Toegankelijkheidsregeling (TR)
Een toegankelijkheidsregeling (TR) bepaalt de toegankelijkheid op maat van het gebied en stelt dus de regels vast die gelden in het gebied (wie waar welkom is).
Is er een TR voor een bepaald gebied goedgekeurd dan volg je de regels uit de TR. Is er geen TR goedgekeurd, dan geldt het basisprincipe zoals hierboven bepaald.
Een toegankelijkheidsregeling is opgebouwd uit een tekstgedeelte en een bijbehorende kaart, de toegankelijkheidskaart, van het gebied waarop het tekstgedeelte van toepassing is. De kaart toont duidelijk de toegankelijke wegen en zones en dient steeds geïnterpreteerd te worden op basis van het corresponderende tekstgedeelte en de legende bij het kaartgedeelte.
De regeling van de toegankelijkheid wordt op het terrein aangeduid via de officiële toegankelijkheidsborden.

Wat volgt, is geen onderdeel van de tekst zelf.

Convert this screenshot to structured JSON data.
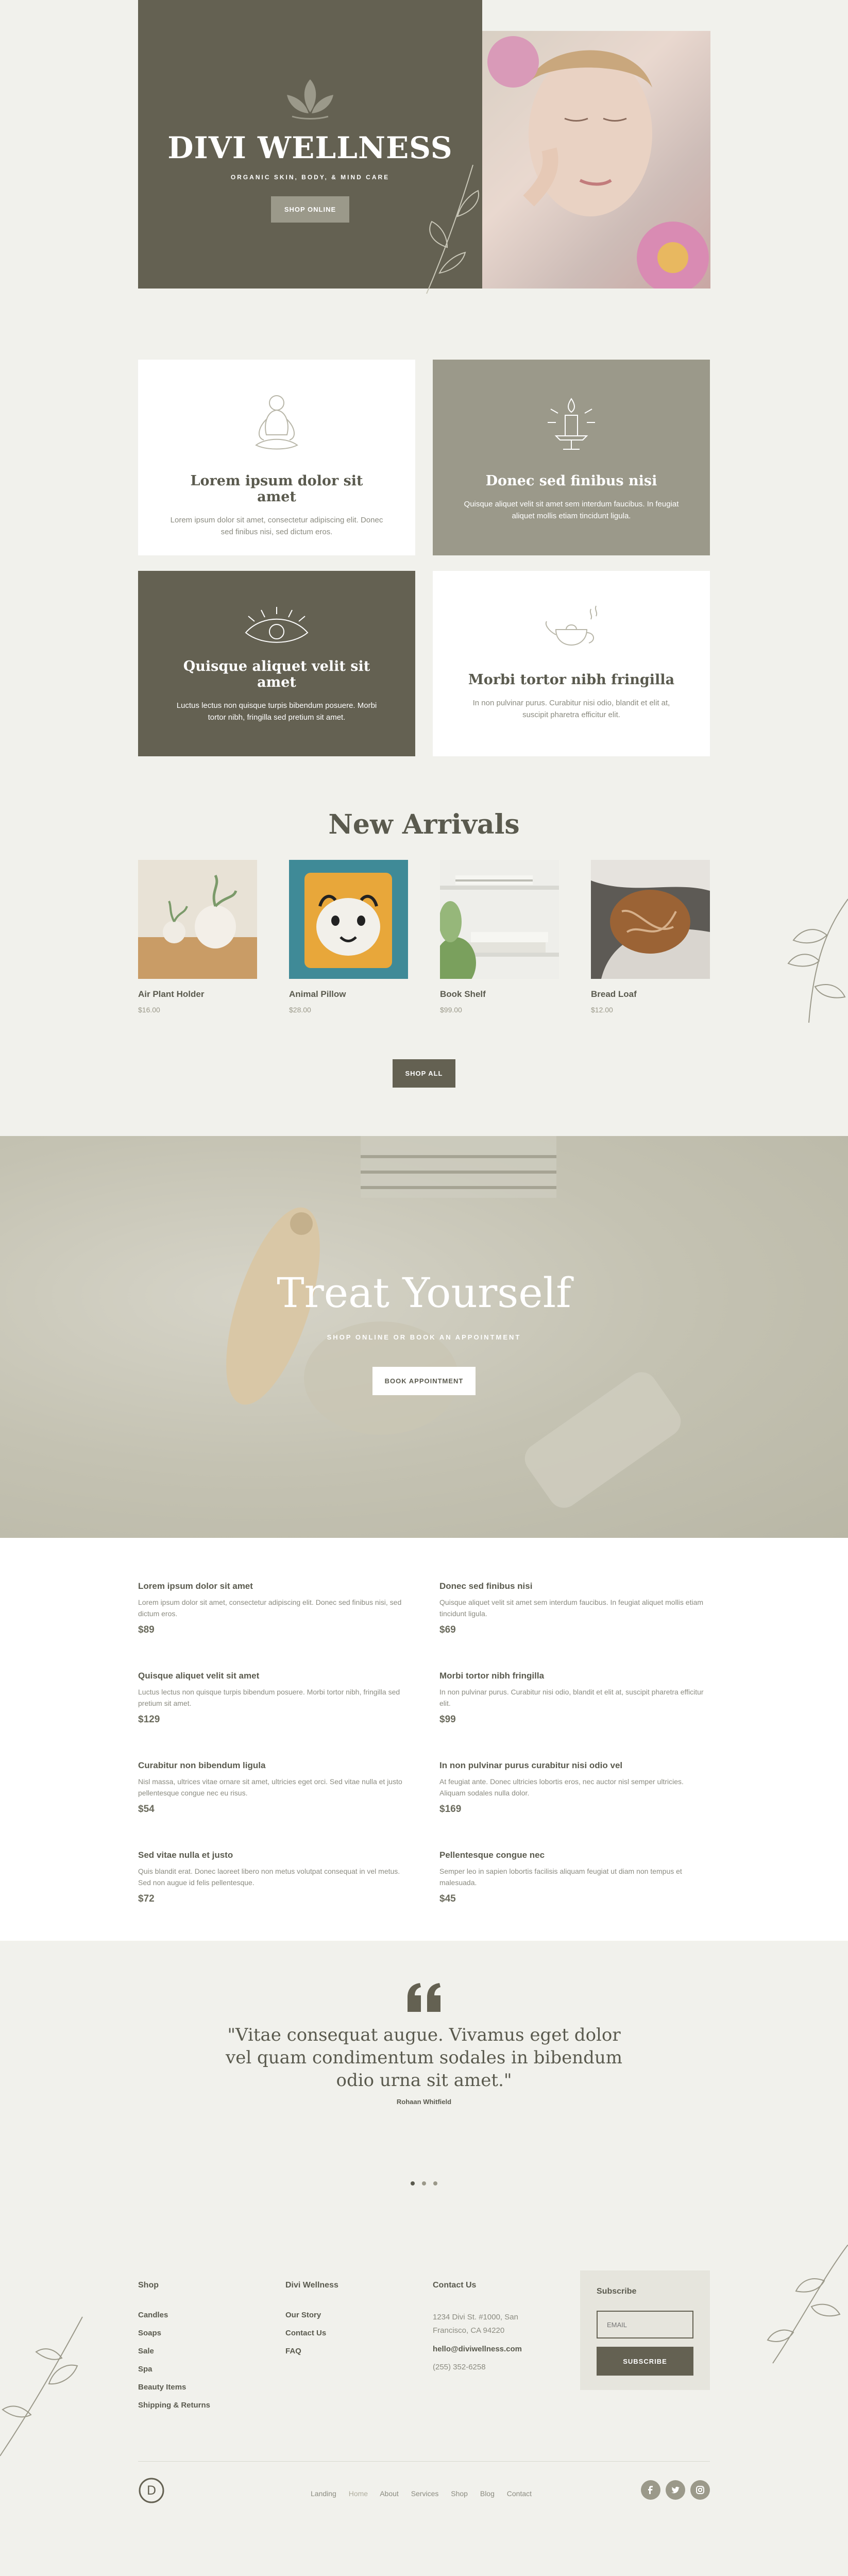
{
  "hero": {
    "title": "DIVI WELLNESS",
    "subtitle": "ORGANIC SKIN, BODY, & MIND CARE",
    "button": "SHOP ONLINE"
  },
  "features": [
    {
      "title": "Lorem ipsum dolor sit amet",
      "text": "Lorem ipsum dolor sit amet, consectetur adipiscing elit. Donec sed finibus nisi, sed dictum eros.",
      "icon": "meditation-icon"
    },
    {
      "title": "Donec sed finibus nisi",
      "text": "Quisque aliquet velit sit amet sem interdum faucibus. In feugiat aliquet mollis etiam tincidunt ligula.",
      "icon": "candle-icon"
    },
    {
      "title": "Quisque aliquet velit sit amet",
      "text": "Luctus lectus non quisque turpis bibendum posuere. Morbi tortor nibh, fringilla sed pretium sit amet.",
      "icon": "eye-icon"
    },
    {
      "title": "Morbi tortor nibh fringilla",
      "text": "In non pulvinar purus. Curabitur nisi odio, blandit et elit at, suscipit pharetra efficitur elit.",
      "icon": "teapot-icon"
    }
  ],
  "arrivals": {
    "heading": "New Arrivals",
    "button": "SHOP ALL",
    "products": [
      {
        "name": "Air Plant Holder",
        "price": "$16.00"
      },
      {
        "name": "Animal Pillow",
        "price": "$28.00"
      },
      {
        "name": "Book Shelf",
        "price": "$99.00"
      },
      {
        "name": "Bread Loaf",
        "price": "$12.00"
      }
    ]
  },
  "treat": {
    "title": "Treat Yourself",
    "subtitle": "SHOP ONLINE OR BOOK AN APPOINTMENT",
    "button": "BOOK APPOINTMENT"
  },
  "menu": [
    {
      "title": "Lorem ipsum dolor sit amet",
      "text": "Lorem ipsum dolor sit amet, consectetur adipiscing elit. Donec sed finibus nisi, sed dictum eros.",
      "price": "$89"
    },
    {
      "title": "Donec sed finibus nisi",
      "text": "Quisque aliquet velit sit amet sem interdum faucibus. In feugiat aliquet mollis etiam tincidunt ligula.",
      "price": "$69"
    },
    {
      "title": "Quisque aliquet velit sit amet",
      "text": "Luctus lectus non quisque turpis bibendum posuere. Morbi tortor nibh, fringilla sed pretium sit amet.",
      "price": "$129"
    },
    {
      "title": "Morbi tortor nibh fringilla",
      "text": "In non pulvinar purus. Curabitur nisi odio, blandit et elit at, suscipit pharetra efficitur elit.",
      "price": "$99"
    },
    {
      "title": "Curabitur non bibendum ligula",
      "text": "Nisl massa, ultrices vitae ornare sit amet, ultricies eget orci. Sed vitae nulla et justo pellentesque congue nec eu risus.",
      "price": "$54"
    },
    {
      "title": "In non pulvinar purus curabitur nisi odio vel",
      "text": "At feugiat ante. Donec ultricies lobortis eros, nec auctor nisl semper ultricies. Aliquam sodales nulla dolor.",
      "price": "$169"
    },
    {
      "title": "Sed vitae nulla et justo",
      "text": "Quis blandit erat. Donec laoreet libero non metus volutpat consequat in vel metus. Sed non augue id felis pellentesque.",
      "price": "$72"
    },
    {
      "title": "Pellentesque congue nec",
      "text": "Semper leo in sapien lobortis facilisis aliquam feugiat ut diam non tempus et malesuada.",
      "price": "$45"
    }
  ],
  "testimonial": {
    "quote": "\"Vitae consequat augue. Vivamus eget dolor vel quam condimentum sodales in bibendum odio urna sit amet.\"",
    "author": "Rohaan Whitfield"
  },
  "footer": {
    "shop_heading": "Shop",
    "shop_links": [
      "Candles",
      "Soaps",
      "Sale",
      "Spa",
      "Beauty Items",
      "Shipping & Returns"
    ],
    "divi_heading": "Divi Wellness",
    "divi_links": [
      "Our Story",
      "Contact Us",
      "FAQ"
    ],
    "contact_heading": "Contact Us",
    "address": "1234 Divi St. #1000, San Francisco, CA 94220",
    "email": "hello@diviwellness.com",
    "phone": "(255) 352-6258",
    "subscribe_heading": "Subscribe",
    "email_placeholder": "EMAIL",
    "subscribe_button": "SUBSCRIBE",
    "nav": [
      "Landing",
      "Home",
      "About",
      "Services",
      "Shop",
      "Blog",
      "Contact"
    ],
    "logo_letter": "D"
  },
  "colors": {
    "dark": "#646152",
    "taupe": "#9b998a",
    "bg": "#f1f1ec"
  }
}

Een TR gaat pas van kracht als de borden op het terrein zijn aangebracht.
Een TR hoeft niet opgemaakt te worden voor de terreinen waar het basisprincipe inzake toegankelijkheid wordt toegepast (dus enkel voetgangers op de wegen en in natuurdomeinen voetgangers overal). Ook voor private bossen die afgesloten worden, hoeft een beheerder uitzonderlijk geen TR op te maken. De bijlage bij het Besluit van 5 december 2008 betreffende de toegankelijkheid van de bossen en de natuurreservaten heeft een signalisatiebord vastgelegd waarmee iedere privéboseigenaar zijn bos op een legitieme manier ontoegankelijk kan maken. Privéboseigenaars moeten geen verantwoording afleggen aan derden of aan de overheid wanneer ze dit bord willen gebruiken. Toch spoort de overheid de privébosbezitters zoveel mogelijk aan om dit bord niet te gebruiken en te komen tot een oplossing die voor alle partijen aanvaardbaar is. Zo voorziet de overheid subsidies om openstelling van privébossen en natuurterreinen te stimuleren voor de eigenaars.
Geen gemotoriseerd verkeer!
Geen enkele vorm van gemotoriseerd verkeer is toegelaten in de bossen (privaat en openbaar) en de openbare (of de private maar met openbare middelen aangekochte) natuurterreinen die beheerd worden ten behoeve van het natuurbehoud, uitgezonderd op de openbare wegen die ingericht zijn voor het gewone gemotoriseerde verkeer en in hoofdzaak bestemd zijn als doorgangsweg.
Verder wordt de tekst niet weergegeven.